Elle découvre que son appartement de 38 m² ne fait que 18 : Elle réclame 11 000 €

Par Nassim Terki Publié le 02/04/2024 à 10:29
toits Parisien

Une locataire réclame 11'000 euros à son ancien propriétaire pour s'être fait arnaquée concernant son appartement à Paris
 La jeune femme a fait une découverte des plus insolites alors qu'elle habitait déjà dans l'appartement.
Elle a saisi le service d'encadrement des loyers de la Ville de Paris et a contacté une architecte pour pouvoir avoir gain de cause.

Dans une histoire qui révèle que la réalité peut souvent être bien différente de ce qu'on nous présente, une locataire de 24 ans se retrouve au cœur d'un bras de fer judiciaire avec son ancien propriétaire.

Dans une quête pour la vérité et la justice, elle réclame 11'000 euros pour avoir occupé un appartement qui, au final, ne répondait pas aux critères énoncés par le propriétaire. Une saga immobilière pleine de rebondissements qui met en lumière les pratiques parfois douteuses du marché locatif parisien.

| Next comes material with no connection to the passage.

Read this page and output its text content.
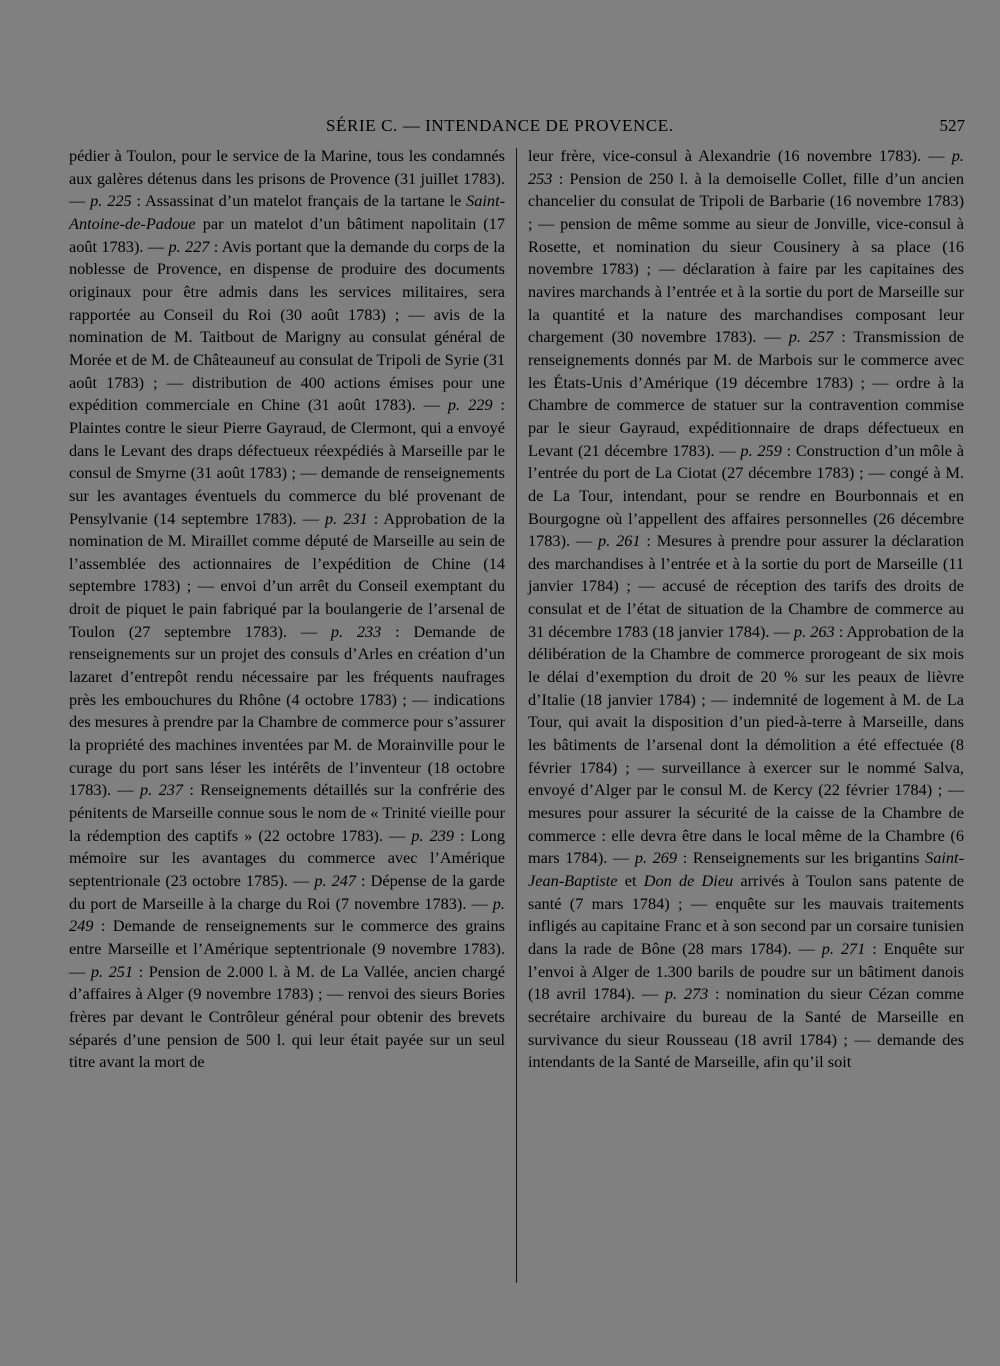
SÉRIE C. — INTENDANCE DE PROVENCE.	527

pédier à Toulon, pour le service de la Marine, tous les condamnés aux galères détenus dans les prisons de Provence (31 juillet 1783). — p. 225 : Assassinat d’un matelot français de la tartane le Saint-Antoine-de-Padoue par un matelot d’un bâtiment napolitain (17 août 1783). — p. 227 : Avis portant que la demande du corps de la noblesse de Provence, en dispense de produire des documents originaux pour être admis dans les services militaires, sera rapportée au Conseil du Roi (30 août 1783) ; — avis de la nomination de M. Taitbout de Marigny au consulat général de Morée et de M. de Châteauneuf au consulat de Tripoli de Syrie (31 août 1783) ; — distribution de 400 actions émises pour une expédition commerciale en Chine (31 août 1783). — p. 229 : Plaintes contre le sieur Pierre Gayraud, de Clermont, qui a envoyé dans le Levant des draps défectueux réexpédiés à Marseille par le consul de Smyrne (31 août 1783) ; — demande de renseignements sur les avantages éventuels du commerce du blé provenant de Pensylvanie (14 septembre 1783). — p. 231 : Approbation de la nomination de M. Miraillet comme député de Marseille au sein de l’assemblée des actionnaires de l’expédition de Chine (14 septembre 1783) ; — envoi d’un arrêt du Conseil exemptant du droit de piquet le pain fabriqué par la boulangerie de l’arsenal de Toulon (27 septembre 1783). — p. 233 : Demande de renseignements sur un projet des consuls d’Arles en création d’un lazaret d’entrepôt rendu nécessaire par les fréquents naufrages près les embouchures du Rhône (4 octobre 1783) ; — indications des mesures à prendre par la Chambre de commerce pour s’assurer la propriété des machines inventées par M. de Morainville pour le curage du port sans léser les intérêts de l’inventeur (18 octobre 1783). — p. 237 : Renseignements détaillés sur la confrérie des pénitents de Marseille connue sous le nom de « Trinité vieille pour la rédemption des captifs » (22 octobre 1783). — p. 239 : Long mémoire sur les avantages du commerce avec l’Amérique septentrionale (23 octobre 1785). — p. 247 : Dépense de la garde du port de Marseille à la charge du Roi (7 novembre 1783). — p. 249 : Demande de renseignements sur le commerce des grains entre Marseille et l’Amérique septentrionale (9 novembre 1783). — p. 251 : Pension de 2.000 l. à M. de La Vallée, ancien chargé d’affaires à Alger (9 novembre 1783) ; — renvoi des sieurs Bories frères par devant le Contrôleur général pour obtenir des brevets séparés d’une pension de 500 l. qui leur était payée sur un seul titre avant la mort de

leur frère, vice-consul à Alexandrie (16 novembre 1783). — p. 253 : Pension de 250 l. à la demoiselle Collet, fille d’un ancien chancelier du consulat de Tripoli de Barbarie (16 novembre 1783) ; — pension de même somme au sieur de Jonville, vice-consul à Rosette, et nomination du sieur Cousinery à sa place (16 novembre 1783) ; — déclaration à faire par les capitaines des navires marchands à l’entrée et à la sortie du port de Marseille sur la quantité et la nature des marchandises composant leur chargement (30 novembre 1783). — p. 257 : Transmission de renseignements donnés par M. de Marbois sur le commerce avec les États-Unis d’Amérique (19 décembre 1783) ; — ordre à la Chambre de commerce de statuer sur la contravention commise par le sieur Gayraud, expéditionnaire de draps défectueux en Levant (21 décembre 1783). — p. 259 : Construction d’un môle à l’entrée du port de La Ciotat (27 décembre 1783) ; — congé à M. de La Tour, intendant, pour se rendre en Bourbonnais et en Bourgogne où l’appellent des affaires personnelles (26 décembre 1783). — p. 261 : Mesures à prendre pour assurer la déclaration des marchandises à l’entrée et à la sortie du port de Marseille (11 janvier 1784) ; — accusé de réception des tarifs des droits de consulat et de l’état de situation de la Chambre de commerce au 31 décembre 1783 (18 janvier 1784). — p. 263 : Approbation de la délibération de la Chambre de commerce prorogeant de six mois le délai d’exemption du droit de 20 % sur les peaux de lièvre d’Italie (18 janvier 1784) ; — indemnité de logement à M. de La Tour, qui avait la disposition d’un pied-à-terre à Marseille, dans les bâtiments de l’arsenal dont la démolition a été effectuée (8 février 1784) ; — surveillance à exercer sur le nommé Salva, envoyé d’Alger par le consul M. de Kercy (22 février 1784) ; — mesures pour assurer la sécurité de la caisse de la Chambre de commerce : elle devra être dans le local même de la Chambre (6 mars 1784). — p. 269 : Renseignements sur les brigantins Saint-Jean-Baptiste et Don de Dieu arrivés à Toulon sans patente de santé (7 mars 1784) ; — enquête sur les mauvais traitements infligés au capitaine Franc et à son second par un corsaire tunisien dans la rade de Bône (28 mars 1784). — p. 271 : Enquête sur l’envoi à Alger de 1.300 barils de poudre sur un bâtiment danois (18 avril 1784). — p. 273 : nomination du sieur Cézan comme secrétaire archivaire du bureau de la Santé de Marseille en survivance du sieur Rousseau (18 avril 1784) ; — demande des intendants de la Santé de Marseille, afin qu’il soit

L'arnaque immobilière : quand 38 m² en valent seulement 18 !

Une jeune locataire de 24 ans est actuellement engagée dans une bataille juridique avec son ancien propriétaire suite à la découverte d'une superficie surévaluée de son appartement à Paris. Entre 2021 et 2023, elle a loué un logement dans le quartier du Marais (IV) dont la taille réelle est bien inférieure à celle annoncée. Elle estime avoir été lésée de 11'000 euros en raison de cette surévaluation.

La Ville de Paris a enregistré en 2023 pas moins de 1631 signalements dénonçant des pratiques de loyers non conformes à la réglementation. En moyenne, les propriétaires incriminés auraient facturé un supplément de 159 euros par mois à leurs locataires.

La jeune locataire a décidé de témoigner de son expérience, soulignant les défauts constatés dans le logement dont elle partageait la colocation. Malgré une annonce faisant état de 38 m², la réalité s'est révélée bien différente et moins confortable : « On tenait debout dans la douche de la mezzanine, mais pas dans la chambre... ». Des problèmes électriques et de chauffage ont également impacté le quotidien des colocataires.

Après deux ans de location, la locataire a pris les mesures nécessaires pour faire valoir ses droits. Suite à une vérification de la superficie réelle de l'appartement par une architecte, il s'est avéré que la taille était de seulement 18 m², soit moitié moins que ce qui était annoncé. Cette découverte implique une réduction significative du loyer initial.

Les locataires unis contre les propriétaires cupides et les agences complices

Déterminée à obtenir réparation, la jeune femme a saisi le service d'encadrement des loyers de la Ville de Paris, qui a confirmé un excédent de paiement de 11'000 euros. Un avocat a également été mandaté pour engager des poursuites judiciaires contre le propriétaire.

La locataire espère que son exemple encouragera d'autres locataires à faire valoir leurs droits en cas de pratiques abusives de la part de certains bailleurs immobiliers.